Zimt ist seit Jahrtausenden als Gewürz bekannt und macht jetzt auch im Design als wohltuender Farbton Karriere. Ein Überblick über die Vielseitigkeit der aromatischen Baumrinde.
Obwohl Zimt seit 4000 Jahren als Gewürz genutzt wird, gibt es bis heute Verwirrung darüber, dass im Laden meist zwei Sorten nebeneinanderstehen: Ceylon-Zimt aus der Rinde vom „echten“ Zimtbaum, der vor allem auf Sri Lanka angebaut wird. Und der billigere Cassia-Zimt von der Zimtkassie, auch chinesischer Zimtbaum genannt. Wichtiger Unterschied: Cassia-Zimt enthält mehr Cumarin, ein würziger sekundärer Pflanzenstoff, der als gesundheitsschädlich gilt, bei geringen Zimtmengen aber meist nicht ins Gewicht fällt. Das Aroma von Cassia-Zimt – süßlich, pfeffrig, bitter – passt gut zu kräftigen Lebkuchen oder Fleischgerichten. Der pudrig-süßliche bis holzige und zitronige Ceylon-Zimt eher zu Gebäck und Desserts. Beim „Alten Gewürzamt“ in Klingenberg, einer der besten Gewürzmühlen des Landes, empfehlen sie Zimtblüten. Die unreifen Früchte des Cassia-Zimtbaumes werden auch Zimtnelken genannt, sind komplexer und feiner im Geschmack als herkömmlicher Zimt. Ideal zu Wild, Krustentieren oder Gebäck. Für 150 g „Zimtblüten-Schokoladen-Salz“ der Kochbuchautorin Bettina Matthaei („Workshop Würzen“) mischt man 100 g grobes Steinsalz mit je 1 EL Zimtblüten, Kakaobohnensplittern und Langpfeffer sowie mit 2 TL Pimentkörnern und 1 TL getrocknetem Rosmarin in einer Gewürzmühle. Die Mischung verleiht Rind, Schwein und Geflügel, aber auch Blaukraut oder Roter Bete eine warme, runde Tiefe.
Die Farbe
Foto: Massimo Gardone by Azimut
Foto: Massimo Gardone by Azimut
Zimt spielt in der Küche nicht nur als Gewürz eine Rolle, sondern immer mehr auch als Farbton für die Wände oder Schrankfronten.

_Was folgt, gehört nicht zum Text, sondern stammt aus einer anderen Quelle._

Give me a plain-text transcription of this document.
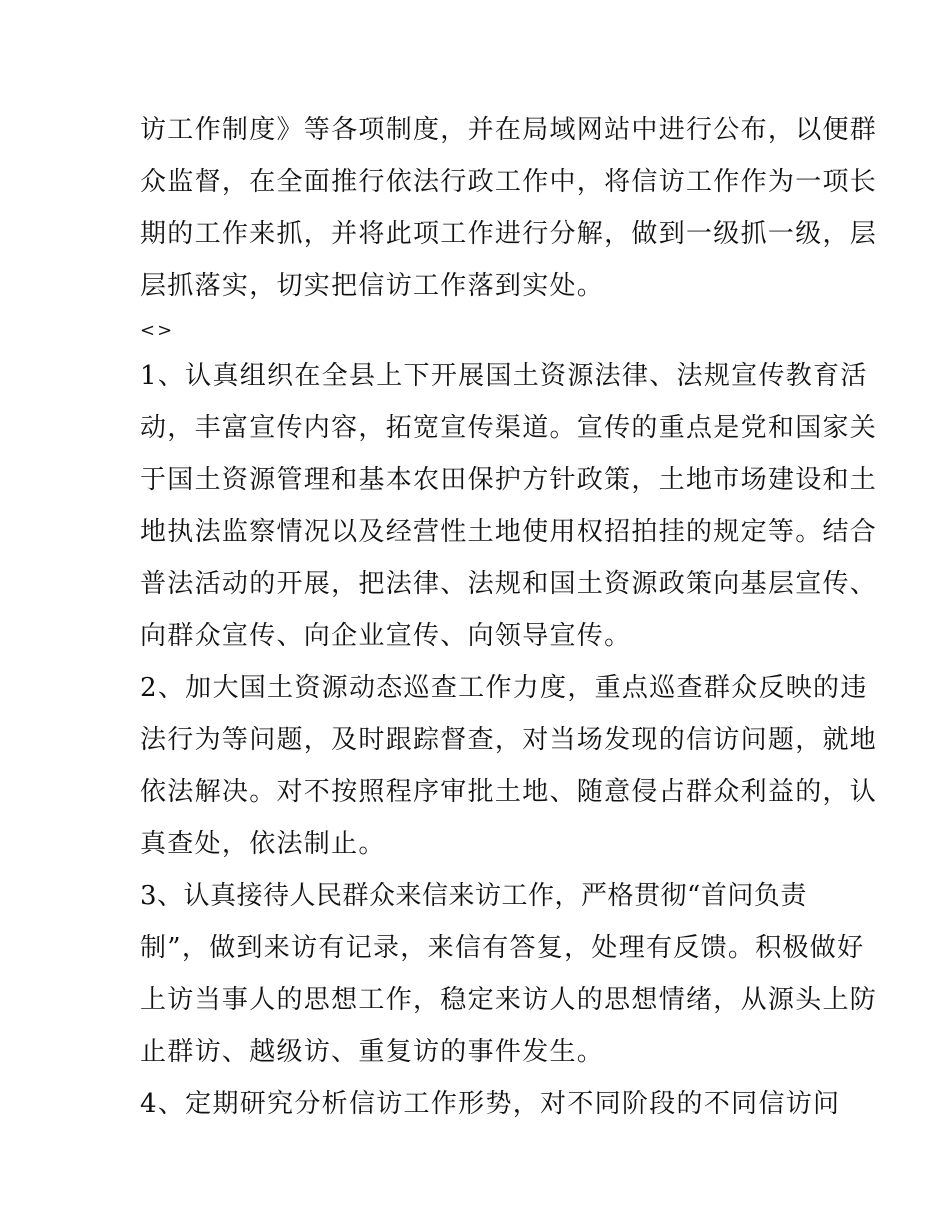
访工作制度》等各项制度，并在局域网站中进行公布，以便群
众监督，在全面推行依法行政工作中，将信访工作作为一项长
期的工作来抓，并将此项工作进行分解，做到一级抓一级，层
层抓落实，切实把信访工作落到实处。
<>
1、认真组织在全县上下开展国土资源法律、法规宣传教育活
动，丰富宣传内容，拓宽宣传渠道。宣传的重点是党和国家关
于国土资源管理和基本农田保护方针政策，土地市场建设和土
地执法监察情况以及经营性土地使用权招拍挂的规定等。结合
普法活动的开展，把法律、法规和国土资源政策向基层宣传、
向群众宣传、向企业宣传、向领导宣传。
2、加大国土资源动态巡查工作力度，重点巡查群众反映的违
法行为等问题，及时跟踪督查，对当场发现的信访问题，就地
依法解决。对不按照程序审批土地、随意侵占群众利益的，认
真查处，依法制止。
3、认真接待人民群众来信来访工作，严格贯彻“首问负责
制”，做到来访有记录，来信有答复，处理有反馈。积极做好
上访当事人的思想工作，稳定来访人的思想情绪，从源头上防
止群访、越级访、重复访的事件发生。
4、定期研究分析信访工作形势，对不同阶段的不同信访问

Und beides hat viel miteinander zu tun. Wie sehr Sinneswahrnehmungen und insbesondere Farben unser Verhalten lenken, ist heute gut erforscht. Mehr als 99 Prozent dieser Beeinflussung laufen zwar unterbewusst ab, aber die Wirkung ist weitreichend: Wir glauben, Farben zu riechen, sie leiten unser Kaufverhalten bei Lebensmitteln (Grün etwa steht für Frische), und in Krankenhäusern mit angenehmem Interieur kann die Dosis von Beruhigungsmitteln um bis zu 30 Prozent gesenkt werden. Wenn bei Designmessen wie dem „Salone del Mobile“ dieses Jahr so viele Zimt- und andere Erdtöne zu sehen waren, dann liegt das an ihrem Marketingpotenzial. Über das Aroma assoziieren wir mit warmen Nuancen Wohlgefühl, zudem bedienen sie einen Megatrend: Naturnähe. Einrichtungsgegenstände in Naturfarben erscheinen uns automatisch nachhaltiger. Wenn wir also im Schein unserer terrakottafarbenen Lampe (im Bild der Klassiker Lumiere von Foscarini in neuer Variante) auf dem zimtfarbenen Sofa sitzen, erscheint uns die Welt gerade am ehesten in Ordnung. Und eigentlich waren wir satt, aber was könnte jetzt besser passen als ein, zwei Zimtsterne?
Der Geschmack
Foto: Elisabeth Cölfen/imago images
Foto: Elisabeth Cölfen/imago images
Wenn es so etwas wie ein It-Gebäck gibt, ein Lieblingsteilchen der Foodhipster von Kopenhagen bis New York, dann die Zimtschnecke. Obwohl sie schon vor etwa 100 Jahren in Schweden erfunden wurde, wird der Hype immer noch größer. Liegt es an der Rückbesinnung aufs Bäckerhandwerk? Oder daran, dass Hefeteig, Zucker und Zimt in vielen Küchen der Welt eine Rolle spielen? Sandra Wickert findet, dass die Kombination aus den drei Zutaten schlicht fantastisch ist – und damit unschlagbar mehrheitsfähig. Wickert ist Foodbloggerin in der deutschen Zimtschneckenhauptstadt Berlin. Inspiriert durch die Cinnamon-Roll-Sehnsucht ihres amerikanischen Freundes testete sie sich durch Cafés, Bäckereien und Delis und erstellte ein Qualitätsranking. Ihr Ergebnis: Die ideale Zimtschnecke ist luftig und trotzdem leicht knautschig, nicht zu süß, nicht zu zimtig, zart butterig. Ohne Künstlichkeiten wie Vanillinzucker oder Schnickschnack wie Schoko-Topping. Berlins beste Zimtschnecke fand Sandra Wickert im „Lula“ (lula-berlin.de) in Friedenau, früher eher ein Sahnetortenhabitat. Nach ihrem Test legte sie einen zuckerfreien Monat ein und probierte danach weiter – um ihre Liste (tracksandthecity.de/berlins-beste-zimtschnecke/) ständig aktuell zu halten.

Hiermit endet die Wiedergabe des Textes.